Désormais, l’administration pénitentiaire met en avant les règles européennes de la probation et une étude sur le sursis mise à l’épreuve de 2011 qui avait été jusqu’alors gardée secrète. Distribuées dans les services, des réunions sont organisées par le Directions interrégionales sur ces thématiques la semaine du 20 janvier 2014. L’association des personnels y est encore à géométrie variable selon les régions !

Les REP nous paraissent effectivement une des bases de réflexion intéressante pour établir une véritable déontologie des pratiques professionnelles. Pour cela, il est primordial de ne pas rejouer le jeu des RPE : on met en place un nombre restreint de recommandations, sans vue d’ensemble et en s’en servant de vitrines. Aujourd’hui, un grand nombre de recommandations du Conseil de l’Europe demanderaient un effort important et rejoint des revendications phares de la CGT concernant le ratio de prise en charge, les moyens, la formation, la reconnaissance et l’autonomie.

Le recrutement et la formation des CPIP : des enjeux de taille

La création de 1000 emplois dans les SPIP a été rappelée par l’administration, quelque peu « affolée » par ce renforcement des SPIP auquel elle ne s’était pas préparée. En septembre 2014, 390 élèves CPIP entreront à l’ENAP. D’ores et déjà, la nécessité de diversifier les profils accédant au recrutement a été posée au sein du comité de pilotage. Effectivement, cette question est très importante et la richesse de cursus d’horizons plus larges doit être favorisée. Plus encore, la formation doit créer les conditions favorables à un apprentissage de qualité. Il doit offrir aux « professionnels en devenir » les apports, connaissances et espaces de réflexion nécessaires.

Dans les conditions actuelles, une urgence qui ne peut plus longtemps être éludée par l’administration est bien la question de la pré-affectation des CPIP.
La CGT Pénitentiaire a porté avec force le préalable indispensable de l’abandon de la pré-affectation.

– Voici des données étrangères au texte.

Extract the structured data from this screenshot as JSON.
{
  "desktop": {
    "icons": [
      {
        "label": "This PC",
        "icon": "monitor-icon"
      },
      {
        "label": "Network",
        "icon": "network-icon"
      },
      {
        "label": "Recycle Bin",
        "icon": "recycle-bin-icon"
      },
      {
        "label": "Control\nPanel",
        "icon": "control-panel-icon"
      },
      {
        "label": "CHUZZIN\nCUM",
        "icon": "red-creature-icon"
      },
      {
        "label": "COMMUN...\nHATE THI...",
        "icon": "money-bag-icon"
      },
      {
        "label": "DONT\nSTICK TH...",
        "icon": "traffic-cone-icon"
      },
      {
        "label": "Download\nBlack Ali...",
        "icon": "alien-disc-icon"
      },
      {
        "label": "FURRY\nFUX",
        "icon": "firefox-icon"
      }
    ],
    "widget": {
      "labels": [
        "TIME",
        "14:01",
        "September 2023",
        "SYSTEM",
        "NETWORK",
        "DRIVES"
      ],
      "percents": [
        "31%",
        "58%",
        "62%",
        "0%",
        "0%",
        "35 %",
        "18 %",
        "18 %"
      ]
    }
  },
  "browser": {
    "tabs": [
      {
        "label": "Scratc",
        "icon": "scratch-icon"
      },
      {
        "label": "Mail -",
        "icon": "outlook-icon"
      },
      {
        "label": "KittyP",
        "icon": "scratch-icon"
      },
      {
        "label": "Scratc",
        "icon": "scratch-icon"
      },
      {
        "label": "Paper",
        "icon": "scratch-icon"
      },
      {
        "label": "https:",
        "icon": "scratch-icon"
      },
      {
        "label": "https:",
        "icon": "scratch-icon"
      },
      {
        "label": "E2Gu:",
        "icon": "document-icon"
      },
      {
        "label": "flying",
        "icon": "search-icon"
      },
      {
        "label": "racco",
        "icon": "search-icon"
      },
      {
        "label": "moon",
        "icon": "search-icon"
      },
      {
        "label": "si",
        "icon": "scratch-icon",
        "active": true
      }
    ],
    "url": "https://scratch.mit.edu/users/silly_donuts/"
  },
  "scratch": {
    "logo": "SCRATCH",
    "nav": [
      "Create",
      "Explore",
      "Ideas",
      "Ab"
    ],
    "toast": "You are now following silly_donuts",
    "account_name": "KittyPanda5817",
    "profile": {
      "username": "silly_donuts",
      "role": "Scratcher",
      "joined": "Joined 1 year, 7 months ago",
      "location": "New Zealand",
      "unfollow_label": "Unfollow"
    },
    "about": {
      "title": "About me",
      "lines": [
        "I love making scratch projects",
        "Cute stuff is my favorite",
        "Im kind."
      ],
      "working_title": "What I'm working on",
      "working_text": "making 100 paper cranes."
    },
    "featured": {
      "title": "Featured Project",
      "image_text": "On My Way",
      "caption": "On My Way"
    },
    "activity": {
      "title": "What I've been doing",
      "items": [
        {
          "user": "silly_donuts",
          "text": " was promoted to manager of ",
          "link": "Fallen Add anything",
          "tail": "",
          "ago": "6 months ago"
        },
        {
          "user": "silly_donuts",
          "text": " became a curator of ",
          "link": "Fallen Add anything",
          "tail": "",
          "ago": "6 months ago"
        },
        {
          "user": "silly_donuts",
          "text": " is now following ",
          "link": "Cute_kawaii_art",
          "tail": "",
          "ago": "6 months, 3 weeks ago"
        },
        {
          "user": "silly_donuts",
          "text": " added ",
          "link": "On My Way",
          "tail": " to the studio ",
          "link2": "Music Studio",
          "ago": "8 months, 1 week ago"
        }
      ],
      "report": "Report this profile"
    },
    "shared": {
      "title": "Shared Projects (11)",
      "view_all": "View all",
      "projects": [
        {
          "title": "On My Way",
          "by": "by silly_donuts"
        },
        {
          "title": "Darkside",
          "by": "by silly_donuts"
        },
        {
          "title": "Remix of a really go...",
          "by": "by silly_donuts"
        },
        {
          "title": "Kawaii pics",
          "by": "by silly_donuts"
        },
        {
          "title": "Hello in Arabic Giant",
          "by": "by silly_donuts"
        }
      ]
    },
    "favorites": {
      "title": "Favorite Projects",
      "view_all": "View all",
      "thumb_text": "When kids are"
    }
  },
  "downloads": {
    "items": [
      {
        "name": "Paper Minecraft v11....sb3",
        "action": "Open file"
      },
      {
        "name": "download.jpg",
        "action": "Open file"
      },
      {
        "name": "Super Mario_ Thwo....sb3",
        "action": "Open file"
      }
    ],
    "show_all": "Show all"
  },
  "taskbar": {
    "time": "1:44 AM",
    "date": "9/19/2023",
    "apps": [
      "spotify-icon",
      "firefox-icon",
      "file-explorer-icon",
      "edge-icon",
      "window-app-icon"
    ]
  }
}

Le serpent de mer de l’outil d’évaluation

Cette réunion a été l’occasion pour l’administration de nous communiquer le rapport de l’inspection sur le Diagnostic A Visée Criminologique. L’administration reconnaît un certain nombre d’erreurs sur la méthode employée pour mettre en œuvre cet outil mais ne quitte pas son objectif de vue. Une recherche action va être menée afin de créer un nouvel outil, un appel d’offres lancé, tout cela piloté par l’ENAP.

Alors qu’il est reconnu que l’évaluation n’a pas de véritable consistance juridique et que le DAVC a été rejeté majoritairement pour des raisons éthiques, l’administration continue de s’accrocher à l’idée d’un outil standardisé, laissant planer encore la tentation des grilles actuarielles. A la CGT, nous pensons que l’outil est un leurre (peut-être rassurant). D’autres angles d’attaque sont possibles sur le sujet de l’évaluation :
-  réfléchir à l’évaluation des situations sous un angle méthodologique - la méthodologie du travail social est d’ailleurs riche sur ce champ.
-  créer les conditions de meilleures prises en charge avec un ratio et une formation de qualité.

La CGT restera très vigilante sur l’évolution de ces groupes de travail. Elle ne manquera pas de vous tenir informés et portera la vision qui lui remonte de l’ensemble des professionnels de terrains.